Сегодня это не имело значения. Петр пришел на беседу в форме стрелецкого сотника, в красном с галунами кафтане. Это подчеркивало официальность разговора и настраивало на серьезный тон.

– Князь Петр Васильевич! Князь Тимофей Васильевич! Рад видеть князей Шориных-Черкасских в полном здравии и прекрасном самочувствии. Наслышан, что вы собираетесь отправиться на Верхнюю Тунгуску! Вы знаете, как называют эту реку братские?

– Да, наш ученый друг Турай-ад-Дин спешно занимается изучением языков братских людей и уже поведал, что Верхняя Тунгуска на их языке звучит как Ангара Мурен, что по-русски означает «разинутый, открытый», а также – промоина или ущелье, – пояснил Тимофей.

– Отчего же приятное на слух название имеет столь уродливый перевод? – продолжал спрашивать воевода.

– И это он выведал у братского, что сидит в аманатской избе. С его слов выходит, что очень давно стали таять ледники, уровень Байкала начал расти. Сначала вода спружилась в горном ущелье, потом прорвалась в гору, через пещеру, а там камни были, из которых известку жгут. Те камни вскипели, выбросили все наружу, и образовался огромный провал. Вода хлынула в этот провал и потекла вниз. Раз по-братски провал называется ангарой, а река потекла по провалу, то ей и дали имя Ангара.

– Очень любопытно! При случае расскажу эту историю государю нашему Михаилу Федоровичу, но он не любитель неведомых слов. Согласно его наказным грамотам, всякое название реки должно означать народ, там проживающий, а название острога – место, где его ставили. Но мы, кажется, отклонились, у вас, думается, есть дела ко мне. Рад буду помочь князьям Шориным напоследок. Ведь я в скором времени направляюсь в Москву, лишь дождусь нового воеводу и передам ему дела.

– Князь Семен Иванович, – заговорил Петр. – Помните август 1629 года? Вы тогда недавно заступили на воеводство, а я добрался до Енисейской земли.

– Да! Эти воспоминания свежи в моей памяти! Но что князь имеет в виду?

– Тогда мне был дан мудрый совет: воздержаться от сыска, а если и вести, то тайно для пользы своей. Сейчас я то же самое советую тебе, воевода.

– Ты, князь, говоришь о воровских казаках, что под стражей ждут отправки в Тобольск?

– Особой вины на них нет, их нельзя винить в душегубстве, и они не чинили измену государю нашему. Их вина лишь в отсутствии жесткой руки, тебе хорошо ведомо, насколько это важно. Они могут сослужить добрую службу государю Михаилу Федоровичу. Тебе, князь Семен Иванович, и мне.

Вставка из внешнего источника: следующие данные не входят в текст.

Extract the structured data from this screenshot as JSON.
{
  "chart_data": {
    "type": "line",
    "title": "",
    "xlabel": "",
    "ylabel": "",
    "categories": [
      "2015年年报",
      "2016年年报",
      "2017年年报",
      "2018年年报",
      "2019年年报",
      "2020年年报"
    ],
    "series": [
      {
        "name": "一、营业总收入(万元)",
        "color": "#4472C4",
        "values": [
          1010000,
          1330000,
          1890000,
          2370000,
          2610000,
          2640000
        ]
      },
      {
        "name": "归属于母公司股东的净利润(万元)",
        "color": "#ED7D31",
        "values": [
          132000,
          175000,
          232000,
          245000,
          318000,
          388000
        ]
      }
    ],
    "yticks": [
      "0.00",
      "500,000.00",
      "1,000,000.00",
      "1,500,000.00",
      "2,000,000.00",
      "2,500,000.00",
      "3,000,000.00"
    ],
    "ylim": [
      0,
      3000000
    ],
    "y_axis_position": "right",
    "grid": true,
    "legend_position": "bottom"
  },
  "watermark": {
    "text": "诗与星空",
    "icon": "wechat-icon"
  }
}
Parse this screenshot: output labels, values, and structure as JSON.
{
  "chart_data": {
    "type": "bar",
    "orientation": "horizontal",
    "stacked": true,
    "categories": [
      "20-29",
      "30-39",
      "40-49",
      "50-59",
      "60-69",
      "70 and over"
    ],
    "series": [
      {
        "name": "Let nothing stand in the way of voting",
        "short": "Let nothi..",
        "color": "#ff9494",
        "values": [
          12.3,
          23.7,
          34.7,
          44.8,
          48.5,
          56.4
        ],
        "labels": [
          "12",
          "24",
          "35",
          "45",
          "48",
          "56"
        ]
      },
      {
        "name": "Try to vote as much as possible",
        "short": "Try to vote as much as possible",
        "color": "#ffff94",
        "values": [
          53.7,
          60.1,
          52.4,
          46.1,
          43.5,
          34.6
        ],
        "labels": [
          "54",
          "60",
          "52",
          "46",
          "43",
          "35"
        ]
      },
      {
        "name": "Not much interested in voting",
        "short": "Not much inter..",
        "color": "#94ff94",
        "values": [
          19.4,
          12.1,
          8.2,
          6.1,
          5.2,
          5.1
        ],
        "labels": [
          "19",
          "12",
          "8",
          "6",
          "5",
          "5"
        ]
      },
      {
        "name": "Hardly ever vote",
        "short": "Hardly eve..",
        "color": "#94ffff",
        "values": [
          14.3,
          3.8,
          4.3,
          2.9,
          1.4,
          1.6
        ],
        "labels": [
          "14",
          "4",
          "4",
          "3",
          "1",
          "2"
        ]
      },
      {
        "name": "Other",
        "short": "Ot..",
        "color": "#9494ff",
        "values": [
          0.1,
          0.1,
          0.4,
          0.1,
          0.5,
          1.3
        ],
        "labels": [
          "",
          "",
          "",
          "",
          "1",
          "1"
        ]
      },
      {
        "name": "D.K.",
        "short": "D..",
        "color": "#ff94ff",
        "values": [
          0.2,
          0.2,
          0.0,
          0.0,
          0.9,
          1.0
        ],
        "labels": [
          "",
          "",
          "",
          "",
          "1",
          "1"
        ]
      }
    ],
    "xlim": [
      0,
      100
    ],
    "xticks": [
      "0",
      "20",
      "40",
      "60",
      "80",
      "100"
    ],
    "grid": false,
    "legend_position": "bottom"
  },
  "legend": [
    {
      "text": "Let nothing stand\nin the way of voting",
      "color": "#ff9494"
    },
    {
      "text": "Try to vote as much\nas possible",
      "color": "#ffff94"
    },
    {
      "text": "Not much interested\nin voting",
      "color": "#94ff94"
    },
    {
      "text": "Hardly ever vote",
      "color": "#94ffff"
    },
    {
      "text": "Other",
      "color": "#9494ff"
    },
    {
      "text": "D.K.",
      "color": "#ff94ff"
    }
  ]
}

– О какой службе ты говоришь? – продолжал пытать князь.

– О той, что служилый человек правит. Почему нынешним годом ясака меньше взяли, почему землиц новых под царскую руку не подвели? Причина известная! То киргизов опасались, то наших казачков с Ангары дожидались, а служилых людишек в остроге недостает, некого было по службе отправлять. А у тебя, воевода, сейчас под стражей на государевых харчах более ста душ сидючи сидят. Ведь то есть великий разор государю нашему Михаилу Федоровичу.

– Так ты мне советуешь с этих казаков поручную бумагу взять и службу править заставить?

– То так, воевода! Отпиши государю, что серебро рудное в горах не сыскали. Добро всяческое, что за Яковом Хрипуновым числилось, возвернули, а казаки по твоим государевым делам разосланы. О том роспись землям составь, в которые посланы из Енисейского острога служилые люди. Передашь ту роспись главному судье приказа Казанского дворца, князю Дмитрию Михайловичу Черкасскому. Тот все уладит, а заодно и обо мне все обскажешь.